Entertainment
Tika Sumpter Takes On The Role Of A Lifetime In ‘Southside With You’
The actress portrays FLOTUS
The following feature appears in the August 2016 issue of NYLON.
Tika Sumpter wasn’t content to just embody Michelle Obama—her goal was to pull off a pinpoint impression. “I wanted to make sure you heard inflections of Michelle,” she says of her milestone performance as the future first lady in the indie romance Southside With You. A critical darling at this year’s Sundance Film Festival, the film tracks a fictionalized version of the first couple’s inaugural date in the summer of 1989, and represents a breakthrough for the 35-year-old actress. To nail her distinct cadence, Sumpter watched hours of college graduation speeches that Michelle Obama has given as first lady. “I studied every word, how she curved her tongue, how she kind of sings when she talks,” she says. The result is a carefully drawn and recognizable portrait of Michelle Robinson, an ambitious and whip-smart lawyer who would go on to become one of the world’s most famous women.

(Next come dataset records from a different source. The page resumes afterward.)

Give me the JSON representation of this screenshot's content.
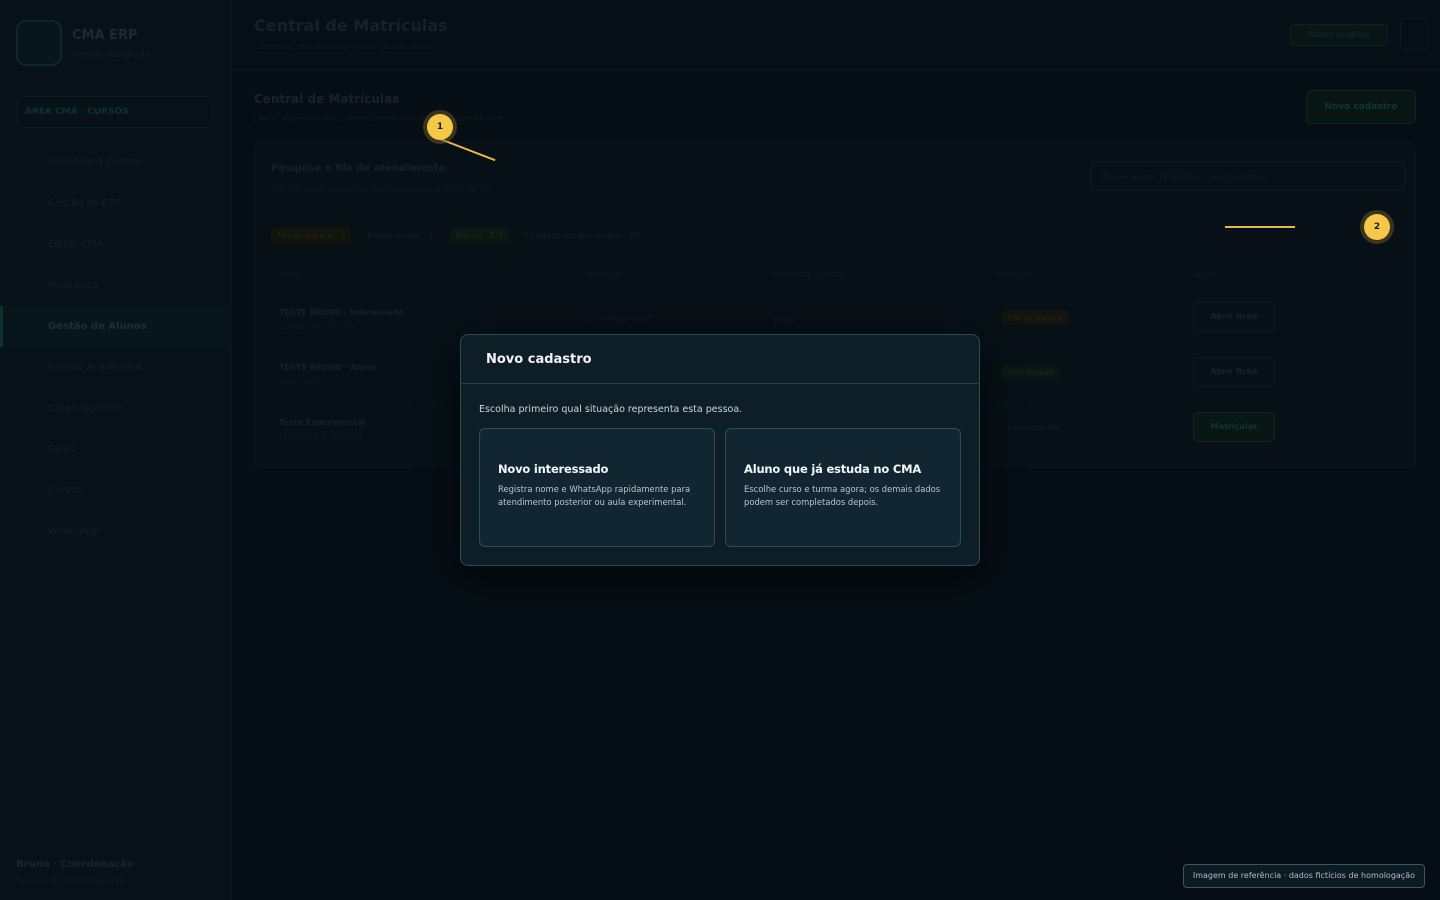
{
  "sidebar": {
    "brand": "CMA ERP",
    "brand_sub": "Gestão integrada",
    "section": "ÁREA CMA · CURSOS",
    "items": [
      {
        "label": "Dashboard Central"
      },
      {
        "label": "Gestão de ERP"
      },
      {
        "label": "Editar CMA"
      },
      {
        "label": "Relatórios"
      },
      {
        "label": "Gestão de Alunos"
      },
      {
        "label": "Gestão Acadêmica"
      },
      {
        "label": "Corpo Docente"
      },
      {
        "label": "Salas"
      },
      {
        "label": "Cursos"
      },
      {
        "label": "WhatsApp"
      }
    ],
    "active_index": 4,
    "footer_name": "Bruno · Coordenação",
    "footer_role": "Sessão de homologação"
  },
  "topbar": {
    "title": "Central de Matrículas",
    "subtitle": "Captação, atendimento e inscrição de alunos",
    "action": "Novos usuários"
  },
  "page": {
    "title": "Central de Matrículas",
    "subtitle": "Leads, experimentais, alunos ativos e contatos encaminhados",
    "new_button": "Novo cadastro"
  },
  "panel": {
    "title": "Pesquisa e fila de atendimento",
    "subtitle": "Filtre os leads depois de cada pessoa para o fim da fila",
    "search_placeholder": "Buscar aluno, WhatsApp, curso ou turma",
    "chips": [
      "Fila de espera · 3",
      "Experimental · 1",
      "Alunos · 1/1",
      "Contatos encaminhados · 08"
    ],
    "headers": [
      "NOME",
      "WHATSAPP",
      "INTERESSE / CURSO",
      "SITUAÇÃO",
      "AÇÕES"
    ],
    "rows": [
      {
        "name": "TESTE BRUNO · Interessado",
        "sub": "Contato por indicação",
        "phone": "(11) 99000-0007",
        "course": "Violão",
        "status": "Fila de espera",
        "action": "Abrir ficha"
      },
      {
        "name": "TESTE BRUNO · Aluno",
        "sub": "Aluno ativo",
        "phone": "",
        "course": "",
        "status": "Matriculado",
        "action": "Abrir ficha"
      },
      {
        "name": "Teste Experimental",
        "sub": "Experimental agendada",
        "phone": "",
        "course": "",
        "status": "Experimental",
        "action": "Matricular"
      }
    ]
  },
  "modal": {
    "title": "Novo cadastro",
    "intro": "Escolha primeiro qual situação representa esta pessoa.",
    "options": [
      {
        "title": "Novo interessado",
        "desc": "Registra nome e WhatsApp rapidamente para atendimento posterior ou aula experimental."
      },
      {
        "title": "Aluno que já estuda no CMA",
        "desc": "Escolhe curso e turma agora; os demais dados podem ser completados depois."
      }
    ]
  },
  "annotations": {
    "marker_1": "1",
    "marker_2": "2",
    "accent_color": "#f5c84a"
  },
  "reference_note": "Imagem de referência · dados fictícios de homologação"
}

Curled up on a couch in the lobby of the Smyth Hotel in Tribeca, New York, Sumpter is dressed casually in white overalls and a black-and-white striped shirt, which she pairs with a pristine smile. Until now, Sumpter has padded her résumé mainly with supporting roles, most notably as Kevin Hart’s levelheaded wife in the Ride Along movies, and as Chuck Bass’s love interest in the fourth season of Gossip Girl. Before reading the script for Southside With You—a subtle and sophisticated piece of writing that tracks Michelle and Barack (played by Parker Sawyers) as they crisscross Chicago, trading ideas on race, gender, and politics—Sumpter was enchanted by the film’s synopsis, and got on board early as a producer, fulfilling a longtime ambition to work behind the camera. “The great part about being a producer is you’re in the room when decisions are made,” she says, adding that it also allowed her to create a choice opportunity for herself in an industry where they’re hard to come by. “Usually, there aren’t any black people in the room,” she says. “I’m in a place where I want to create because these characters aren’t being written for me.”

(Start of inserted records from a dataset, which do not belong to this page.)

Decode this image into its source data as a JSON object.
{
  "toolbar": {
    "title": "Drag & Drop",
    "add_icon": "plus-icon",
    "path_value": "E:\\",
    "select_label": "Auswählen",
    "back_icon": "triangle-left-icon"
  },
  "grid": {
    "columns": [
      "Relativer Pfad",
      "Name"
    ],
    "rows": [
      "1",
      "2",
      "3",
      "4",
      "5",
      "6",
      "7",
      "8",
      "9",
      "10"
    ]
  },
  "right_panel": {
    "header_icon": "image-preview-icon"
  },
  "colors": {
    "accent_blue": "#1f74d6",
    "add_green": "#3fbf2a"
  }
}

A Queens, New York native and one of five siblings, Sumpter didn’t grow up a theater kid: “It was over the top and just wasn’t for me,” she says. But at 17, she began auditioning for commercials on the advice of her boss at the nightclub where she worked. As career insurance, she hatched a backup plan to become a publicist, but while studying communications at Marymount Manhattan College, Sumpter got hit with a $10,000 tuition bill. “It looked like a hundred million dollars at the time,” she says. “I was like, ‘I’m going after my plan A.’” But while pursuing acting, she encountered resistance from her mother, a Rikers Island corrections officer focused on 401(k)s and mortgages. “She’s proud of me now,” says Sumpter, whose dad, a postal worker, died when she was 12. “But she wasn’t like, ‘Go girl, yeah!’ It was like, ‘Girl, go finish school, go get a job.’”
Sumpter instead spent much of her early twenties broke, in between service gigs and indifferent casting calls, while living with roommates all over Manhattan, from Flatiron to Washington Heights. When months of verbal abuse forced her to quit a hotel gig, she broke down in the middle of a sidewalk. Two days later, Sumpter landed a life-changing four-year contract on the soap opera One Life to Live. “Whenever I want to complain,” she says, “I remember walking down that street and crying.”

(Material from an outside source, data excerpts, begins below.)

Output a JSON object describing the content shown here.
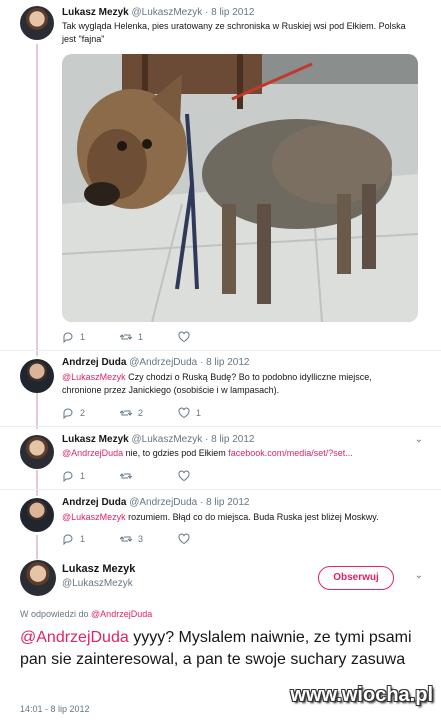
{
  "tweets": [
    {
      "name": "Lukasz Mezyk",
      "handle": "@LukaszMezyk",
      "dot_date": "· 8 lip 2012",
      "text": "Tak wygląda Helenka, pies uratowany ze schroniska w Ruskiej wsi pod Ełkiem. Polska jest \"fajna\"",
      "replies": "1",
      "retweets": "1",
      "likes": ""
    },
    {
      "name": "Andrzej Duda",
      "handle": "@AndrzejDuda",
      "dot_date": "· 8 lip 2012",
      "mention": "@LukaszMezyk",
      "text": " Czy chodzi o Ruską Budę? Bo to podobno idylliczne miejsce, chronione przez Janickiego (osobiście i w lampasach).",
      "replies": "2",
      "retweets": "2",
      "likes": "1"
    },
    {
      "name": "Lukasz Mezyk",
      "handle": "@LukaszMezyk",
      "dot_date": "· 8 lip 2012",
      "mention": "@AndrzejDuda",
      "text": " nie, to gdzies pod Ełkiem ",
      "link": "facebook.com/media/set/?set...",
      "replies": "1",
      "retweets": "",
      "likes": ""
    },
    {
      "name": "Andrzej Duda",
      "handle": "@AndrzejDuda",
      "dot_date": "· 8 lip 2012",
      "mention": "@LukaszMezyk",
      "text": " rozumiem. Błąd co do miejsca. Buda Ruska jest bliżej Moskwy.",
      "replies": "1",
      "retweets": "3",
      "likes": ""
    }
  ],
  "main": {
    "name": "Lukasz Mezyk",
    "handle": "@LukaszMezyk",
    "follow_label": "Obserwuj",
    "reply_prefix": "W odpowiedzi do ",
    "reply_mention": "@AndrzejDuda",
    "mention": "@AndrzejDuda",
    "text": " yyyy? Myslalem naiwnie, ze tymi psami pan sie zainteresowal, a pan te swoje suchary zasuwa",
    "timestamp": "14:01 - 8 lip 2012"
  },
  "watermark": "www.wiocha.pl",
  "colors": {
    "accent": "#e0245e",
    "secondary": "#657786",
    "thread": "#e6c8d2"
  }
}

Now, with her first production credit cinched, Sumpter is hungry for more. “I have stories I want to tell,” she says. “My thing is making sure women know how dope they are, regardless of what the story is.” Outside of work, she’s an admittedly private person. She prefers simple pleasures like dinner parties, traveling, and quality time with her boyfriend, an actor whom she won’t name. “Is he Chris Pine or anybody like that? No. We’re in different spaces. But he’s there for me,” she says. “You have to have somebody who’s mature enough to get it.” For her, the Obamas’ relationship is an inspiration. “I want something like that,” says Sumpter. “Nothing’s perfect. He had a hole in his car. He didn’t always say the right thing, but he was still charming. They both reflected what they needed from each other.” With a dreamy smile on her face, she adds: “Relationship goals.”